Troubles stem from the botched character of existence itself which is obviously not beyond our power to revise.

Man is greater than the blind forces of nature because even though he is crushed by nature he remains above everything by the virtue of his understanding with a transcend.

A few among such men as thee,

The other shore they do reach,

Other people who then remain,

They run on the same shore again.”

(Dhammapada 6/10)

Every moment of life is ethereal, self-contained. This virtue of wisdom contains deathlessness, joy and light in Dhamma with an ever-widening intellectual horizon. It is transparent through and through to his own understanding the image of what man would like to be.

Appearing to be real

Wisdom and renunciation are mental, they are not physical.

If this is a fact there cannot be a problem of the body, as body is only an instrument of the mind and mind is the disposer of everything. Therefore a mind with Dhamma-discernment is a mind that can be controlled at will. It is the mind that does not go on to the subjects that are conducive to tension and boredom but keeps alert introspectively. When analytical thinking concerning the past does not take place, it is the relinquishment of the past.

When analytical thinking concerning the present does not take place it is the relinquishment of the present. When analytical thinking concerning the future does not take place it is the relinquishment of the future. This is called complete relinquishment of the triple world.

The teachings of Buddha have also been called the middle path; its meaning is between the two extremes of whether the world is real or not real. A person with a profane mind with no ethics believes the world is really concrete and that his self is real, existing forever. Or they believe the world is unreal that it is all an illusion. But the Buddha was not interested in that. He was interested in how things appeared to be real.

To an average person things may appear to be real. How and why they seem to be real was what Buddha was interested in. Not that the things are, or are not real, but how do they appear to be real.

When one sees how things arise then he would not believe that they are not real. But when one sees that transitory passing away and ceasing then one cannot believe that they are real either.

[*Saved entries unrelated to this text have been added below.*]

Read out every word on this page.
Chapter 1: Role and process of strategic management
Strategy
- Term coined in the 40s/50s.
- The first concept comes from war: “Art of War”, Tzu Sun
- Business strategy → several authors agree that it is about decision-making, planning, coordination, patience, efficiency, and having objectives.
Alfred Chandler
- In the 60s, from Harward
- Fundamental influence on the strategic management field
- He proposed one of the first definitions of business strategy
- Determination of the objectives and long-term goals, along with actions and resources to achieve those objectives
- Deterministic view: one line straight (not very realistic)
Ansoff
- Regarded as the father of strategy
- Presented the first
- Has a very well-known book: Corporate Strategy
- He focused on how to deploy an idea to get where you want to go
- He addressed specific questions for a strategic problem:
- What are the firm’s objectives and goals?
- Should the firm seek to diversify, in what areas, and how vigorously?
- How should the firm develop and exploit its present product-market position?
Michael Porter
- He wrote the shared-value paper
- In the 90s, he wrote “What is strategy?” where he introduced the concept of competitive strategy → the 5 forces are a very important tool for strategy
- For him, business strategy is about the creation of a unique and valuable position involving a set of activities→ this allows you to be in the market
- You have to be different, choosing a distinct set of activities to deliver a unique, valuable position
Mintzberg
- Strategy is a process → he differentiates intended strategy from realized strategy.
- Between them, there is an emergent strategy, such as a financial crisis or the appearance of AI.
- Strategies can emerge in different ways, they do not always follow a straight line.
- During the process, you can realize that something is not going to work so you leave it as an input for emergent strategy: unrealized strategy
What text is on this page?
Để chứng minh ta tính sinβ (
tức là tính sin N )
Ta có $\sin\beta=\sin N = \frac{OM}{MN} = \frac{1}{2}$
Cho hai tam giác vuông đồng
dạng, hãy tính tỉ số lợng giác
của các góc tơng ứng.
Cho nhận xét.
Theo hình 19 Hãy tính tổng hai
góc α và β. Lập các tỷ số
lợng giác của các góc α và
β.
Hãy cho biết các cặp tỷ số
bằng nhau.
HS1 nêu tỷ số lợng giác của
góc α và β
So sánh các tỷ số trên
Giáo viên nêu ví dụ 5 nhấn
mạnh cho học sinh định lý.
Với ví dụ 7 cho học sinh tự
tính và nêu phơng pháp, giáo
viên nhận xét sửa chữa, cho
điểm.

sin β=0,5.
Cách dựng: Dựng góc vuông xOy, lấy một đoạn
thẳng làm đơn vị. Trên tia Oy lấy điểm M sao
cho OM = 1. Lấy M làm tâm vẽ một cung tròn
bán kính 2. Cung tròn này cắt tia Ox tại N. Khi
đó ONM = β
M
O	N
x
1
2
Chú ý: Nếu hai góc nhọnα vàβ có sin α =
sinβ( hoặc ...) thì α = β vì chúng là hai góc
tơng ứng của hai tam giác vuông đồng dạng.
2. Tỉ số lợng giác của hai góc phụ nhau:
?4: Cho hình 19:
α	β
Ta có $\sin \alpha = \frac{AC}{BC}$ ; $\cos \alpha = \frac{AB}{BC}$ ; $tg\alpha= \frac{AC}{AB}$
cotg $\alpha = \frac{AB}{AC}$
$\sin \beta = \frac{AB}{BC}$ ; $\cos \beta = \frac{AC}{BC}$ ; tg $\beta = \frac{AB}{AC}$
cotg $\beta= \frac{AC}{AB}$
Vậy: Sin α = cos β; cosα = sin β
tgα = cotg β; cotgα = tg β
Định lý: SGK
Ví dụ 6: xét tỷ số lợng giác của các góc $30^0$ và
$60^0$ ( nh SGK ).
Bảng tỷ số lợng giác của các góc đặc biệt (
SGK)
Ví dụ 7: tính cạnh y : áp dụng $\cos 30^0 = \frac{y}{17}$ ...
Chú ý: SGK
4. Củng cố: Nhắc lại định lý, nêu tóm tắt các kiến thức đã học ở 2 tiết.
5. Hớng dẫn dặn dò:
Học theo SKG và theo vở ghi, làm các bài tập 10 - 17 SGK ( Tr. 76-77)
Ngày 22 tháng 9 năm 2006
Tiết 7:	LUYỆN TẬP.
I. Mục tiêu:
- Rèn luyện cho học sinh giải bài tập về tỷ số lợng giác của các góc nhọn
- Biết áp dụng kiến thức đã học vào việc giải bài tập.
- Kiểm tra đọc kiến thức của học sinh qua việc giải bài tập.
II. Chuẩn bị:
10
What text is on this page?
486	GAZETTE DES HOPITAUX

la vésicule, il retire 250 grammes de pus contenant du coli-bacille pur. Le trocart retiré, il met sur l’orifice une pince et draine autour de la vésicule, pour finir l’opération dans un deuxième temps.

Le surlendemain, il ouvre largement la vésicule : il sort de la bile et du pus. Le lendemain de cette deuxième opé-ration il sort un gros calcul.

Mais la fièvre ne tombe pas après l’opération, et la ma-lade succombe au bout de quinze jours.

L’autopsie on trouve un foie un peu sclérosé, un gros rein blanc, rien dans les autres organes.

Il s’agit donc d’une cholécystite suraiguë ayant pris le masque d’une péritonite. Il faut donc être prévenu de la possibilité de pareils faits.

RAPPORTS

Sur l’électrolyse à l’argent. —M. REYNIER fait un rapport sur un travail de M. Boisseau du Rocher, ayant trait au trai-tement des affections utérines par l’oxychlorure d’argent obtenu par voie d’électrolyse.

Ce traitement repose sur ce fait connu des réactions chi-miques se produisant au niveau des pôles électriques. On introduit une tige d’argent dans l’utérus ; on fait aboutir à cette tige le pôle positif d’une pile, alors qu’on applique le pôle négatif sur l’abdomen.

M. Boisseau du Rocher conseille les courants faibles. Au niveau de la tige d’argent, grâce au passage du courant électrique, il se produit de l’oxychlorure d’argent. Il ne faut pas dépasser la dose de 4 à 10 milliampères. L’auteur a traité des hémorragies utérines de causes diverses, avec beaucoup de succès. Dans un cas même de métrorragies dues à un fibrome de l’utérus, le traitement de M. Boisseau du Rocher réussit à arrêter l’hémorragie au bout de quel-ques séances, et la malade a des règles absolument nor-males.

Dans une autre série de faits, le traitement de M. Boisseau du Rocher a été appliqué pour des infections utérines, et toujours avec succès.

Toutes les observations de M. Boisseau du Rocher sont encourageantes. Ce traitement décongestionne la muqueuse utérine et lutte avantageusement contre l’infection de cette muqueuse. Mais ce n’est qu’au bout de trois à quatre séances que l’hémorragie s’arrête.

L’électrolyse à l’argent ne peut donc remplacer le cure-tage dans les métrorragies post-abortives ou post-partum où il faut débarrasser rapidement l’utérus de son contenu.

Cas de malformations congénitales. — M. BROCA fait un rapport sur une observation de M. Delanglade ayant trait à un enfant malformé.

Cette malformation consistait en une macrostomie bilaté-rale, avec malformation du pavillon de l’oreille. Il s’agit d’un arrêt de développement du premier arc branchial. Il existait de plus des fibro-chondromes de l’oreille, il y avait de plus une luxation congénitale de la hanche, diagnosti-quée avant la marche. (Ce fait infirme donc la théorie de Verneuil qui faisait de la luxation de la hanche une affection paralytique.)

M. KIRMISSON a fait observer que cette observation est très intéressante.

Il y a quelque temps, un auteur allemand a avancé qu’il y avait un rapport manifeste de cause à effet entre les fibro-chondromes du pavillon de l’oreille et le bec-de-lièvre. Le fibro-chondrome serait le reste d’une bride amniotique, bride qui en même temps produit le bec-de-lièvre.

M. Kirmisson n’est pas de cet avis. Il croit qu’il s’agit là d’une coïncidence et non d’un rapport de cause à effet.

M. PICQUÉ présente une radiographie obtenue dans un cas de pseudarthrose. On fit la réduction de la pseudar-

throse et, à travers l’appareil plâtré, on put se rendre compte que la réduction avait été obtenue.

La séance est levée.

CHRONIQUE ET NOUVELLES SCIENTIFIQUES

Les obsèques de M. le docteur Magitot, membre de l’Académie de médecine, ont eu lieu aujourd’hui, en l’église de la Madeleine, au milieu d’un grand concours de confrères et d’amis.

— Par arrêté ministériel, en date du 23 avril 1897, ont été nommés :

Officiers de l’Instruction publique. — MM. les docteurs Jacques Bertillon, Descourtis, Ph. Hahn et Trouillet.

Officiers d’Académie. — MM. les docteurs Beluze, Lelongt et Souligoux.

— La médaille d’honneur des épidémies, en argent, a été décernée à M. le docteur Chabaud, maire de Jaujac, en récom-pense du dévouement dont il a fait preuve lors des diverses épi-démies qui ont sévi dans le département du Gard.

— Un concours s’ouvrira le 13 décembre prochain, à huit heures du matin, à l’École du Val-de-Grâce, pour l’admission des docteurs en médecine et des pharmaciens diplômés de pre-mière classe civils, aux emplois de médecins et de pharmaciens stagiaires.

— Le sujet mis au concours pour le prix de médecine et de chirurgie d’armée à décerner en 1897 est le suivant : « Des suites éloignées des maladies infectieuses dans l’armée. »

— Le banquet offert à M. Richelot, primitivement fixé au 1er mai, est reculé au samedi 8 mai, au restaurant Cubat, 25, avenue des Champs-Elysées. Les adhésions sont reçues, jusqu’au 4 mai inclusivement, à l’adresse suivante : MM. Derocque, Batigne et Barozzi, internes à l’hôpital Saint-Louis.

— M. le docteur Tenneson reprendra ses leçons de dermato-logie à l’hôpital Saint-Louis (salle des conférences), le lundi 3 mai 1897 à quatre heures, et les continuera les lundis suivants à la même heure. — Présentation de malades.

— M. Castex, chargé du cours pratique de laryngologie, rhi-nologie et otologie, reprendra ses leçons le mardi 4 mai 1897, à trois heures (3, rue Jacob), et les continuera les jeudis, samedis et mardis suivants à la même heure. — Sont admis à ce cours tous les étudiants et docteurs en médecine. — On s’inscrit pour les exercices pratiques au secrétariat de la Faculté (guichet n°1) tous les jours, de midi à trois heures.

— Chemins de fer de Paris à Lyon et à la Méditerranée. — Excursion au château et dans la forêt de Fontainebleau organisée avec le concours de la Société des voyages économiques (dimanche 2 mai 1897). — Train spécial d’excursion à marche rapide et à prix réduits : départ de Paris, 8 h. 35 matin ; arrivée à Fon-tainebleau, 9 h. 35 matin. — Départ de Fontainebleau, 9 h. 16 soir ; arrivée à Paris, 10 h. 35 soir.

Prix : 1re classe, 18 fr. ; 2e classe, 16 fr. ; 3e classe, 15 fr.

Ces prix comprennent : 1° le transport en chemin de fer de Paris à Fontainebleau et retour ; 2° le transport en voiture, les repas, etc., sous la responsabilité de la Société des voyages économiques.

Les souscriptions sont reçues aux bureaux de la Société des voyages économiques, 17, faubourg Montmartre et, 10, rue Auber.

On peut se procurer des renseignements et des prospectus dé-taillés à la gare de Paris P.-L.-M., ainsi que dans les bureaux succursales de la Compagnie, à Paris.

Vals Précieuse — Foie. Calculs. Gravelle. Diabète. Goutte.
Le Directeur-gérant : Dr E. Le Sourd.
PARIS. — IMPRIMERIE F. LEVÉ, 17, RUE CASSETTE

On the one hand things do have their conventional existence and are real in the relative sense. But in an all comprehensive knowledge they are impermanent from the very outset.

Hence the middle path is a state of mind that is balanced in the middle to its equanimity. That mind is not pushing away from pain and not grasping after pleasure. It maintains its equilibrium without getting thrown away from the present.

It sees the relative side of the current existence and knows how to walk skilfully in the world of impermanence. At the same time he knows when to rest and abide in the cosmic order (Piri-Nivan). So getting the best out of this life one can maintain its equanimity in every situation in life walking through the shadow of death to where there is no more deaths, no more births.